El común de los mortales nacemos para morir. Pero hay seres especiales, que mueren para nacer. El Arzobispo de Cali, Darío de Jesús Monsalve, ha puesto sobre el tapete la idea de reivindicar la figura y el legado del sacerdote Camilo Torres Restrepo, venida a menos por su efímero y fracasado tránsito por la guerrilla.

El Obispo rescata el carácter cristiano y el sentido de la unidad como presupuesto ético y principio de toda acción transformadora colectiva que lo inspiró. “Yo no voy a discutir con los comunistas si el alma es mortal o inmortal, pero podemos ponernos de acuerdo en que el hambre es mortal”. Esta frase suya, es la síntesis dialéctica de su pensamiento.

Hacer del diálogo y de la unidad un instrumento para transformar el país y redimir a los más débiles. Tal era la esencia del Frente Unido, el movimiento que él impulsó. La propuesta del Obispo Monsalve es oportuna y valiente. El próximo 15 de febrero se cumplen 50 años de la muerte de Camilo. El presidente Juan Manuel Santos, por solicitud del ELN, ha ordenado la recuperación de sus restos óseos y todo parece indicar que en esta fecha habrá un acto de reivindicación. Ojalá que esto marque el inicio de un proceso de paz con esta organización. Sería, como lo afirma el Obispo, el mejor homenaje a Camilo, quien de vivir estaría tratando de desactivar la guerra.

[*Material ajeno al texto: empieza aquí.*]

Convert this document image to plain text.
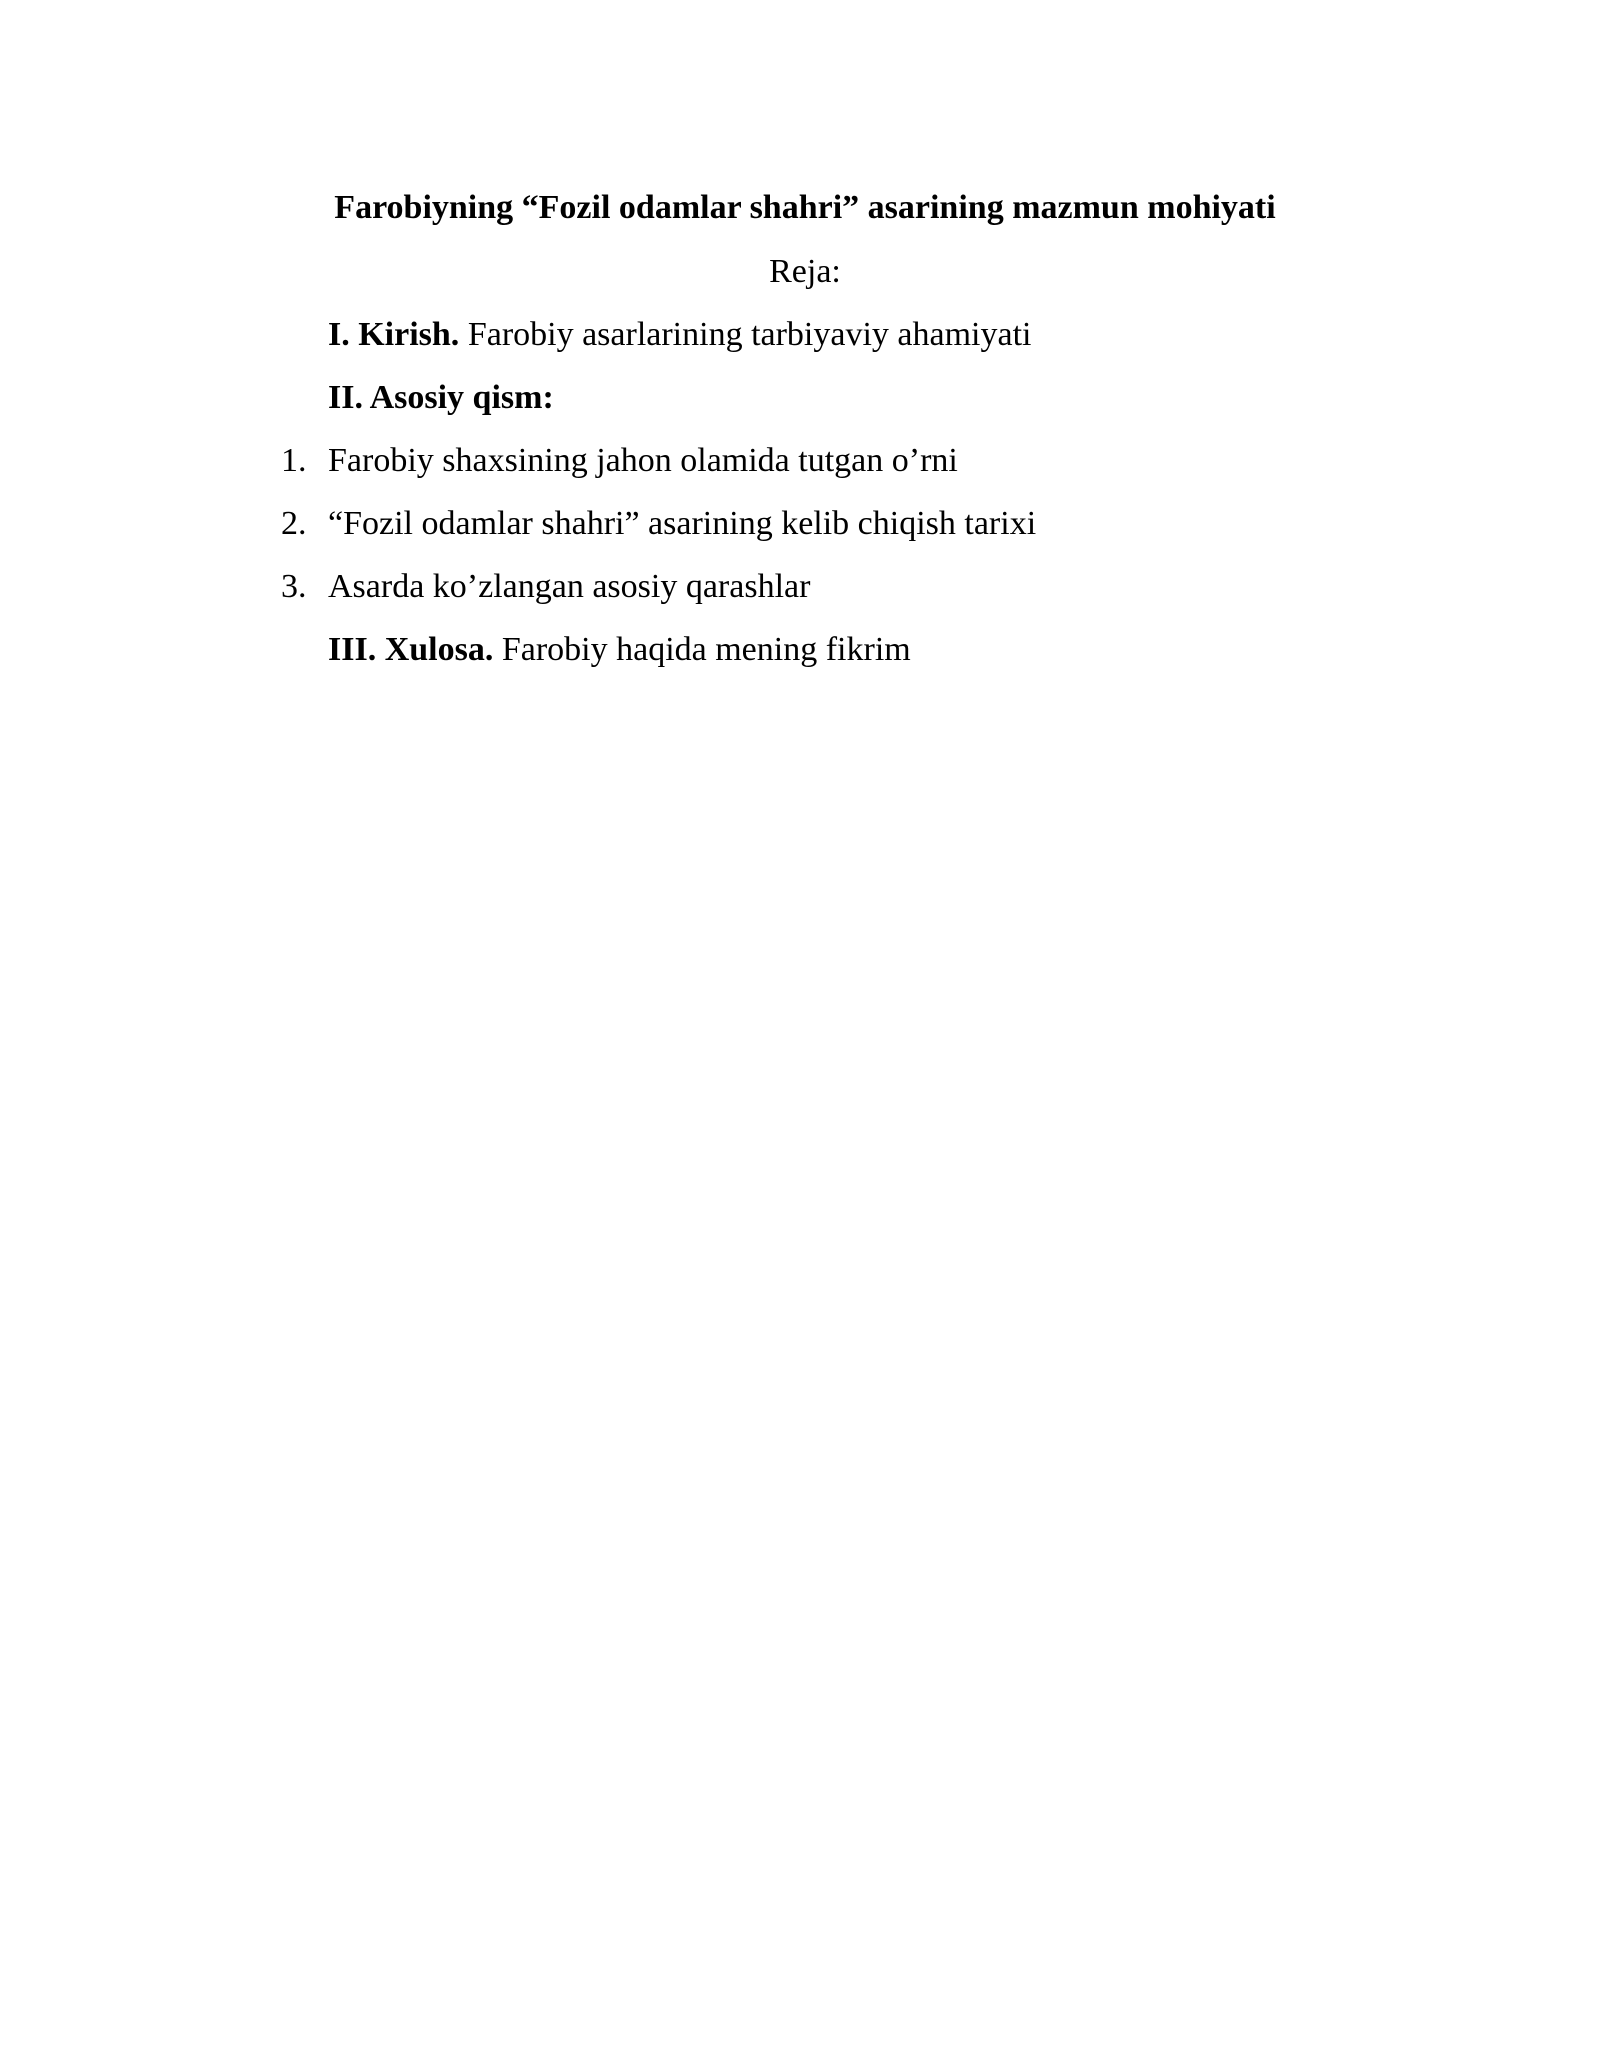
Farobiyning “Fozil odamlar shahri” asarining mazmun mohiyati
Reja:
I. Kirish. Farobiy asarlarining tarbiyaviy ahamiyati
II. Asosiy qism:
1. Farobiy shaxsining jahon olamida tutgan o’rni
2. “Fozil odamlar shahri” asarining kelib chiqish tarixi
3. Asarda ko’zlangan asosiy qarashlar
III. Xulosa. Farobiy haqida mening fikrim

La historia colombiana está llena de fracasos, derrotas y pérdidas. En el imaginario colectivo anida el mito de que los líderes que quieren hacer algo por el pueblo los matan. Jorge Eliécer Gaitán, Camilo Torres Restrepo y Luis Carlos Galán son apenas algunos de los muertos más representativos. Cada generación carga con la memoria de un muerto ilustre o con una derrota nacional, como la pérdida de Panamá. Hemos crecido en la cultura de la desesperanza. Es la ética del escepticismo, la carencia de fe en el sistema, en las instituciones, en las personas. Así es muy difícil construir un país.

El ELN tiene una oportunidad de oro. La de proyectar desde la legalidad la figura histórica de Camilo Torres, y hacer que su resurrección, como líder político, llene de esperanza a los millones de colombianos que viven en la pobreza extrema y la marginalidad política y social. Es necesario construir alternativas que canalicen la inconformidad y la frustración social. La falta de estas ha producido un vacío político que ha sido llenado por la violencia social.

Hay una especie de ‘lucha de clases’, sin ribetes políticos, que se manifiesta en la disposición de algunas personas a matar a otra por quitarle un teléfono celular, unos tenis de marca o una joya. Es el odio a ‘los de arriba’.

A la inconformidad popular hay que darle oportunidad para que se exprese y sirva para ayudar a transformar el país. Si la resurrección política de Camilo Torres sirve a darle legitimidad al sistema, y para que se avance en la búsqueda de la paz y la reconciliación, todos deberíamos contribuir a ello, como lo están haciendo el Obispo Monsalve y el presidente Santos.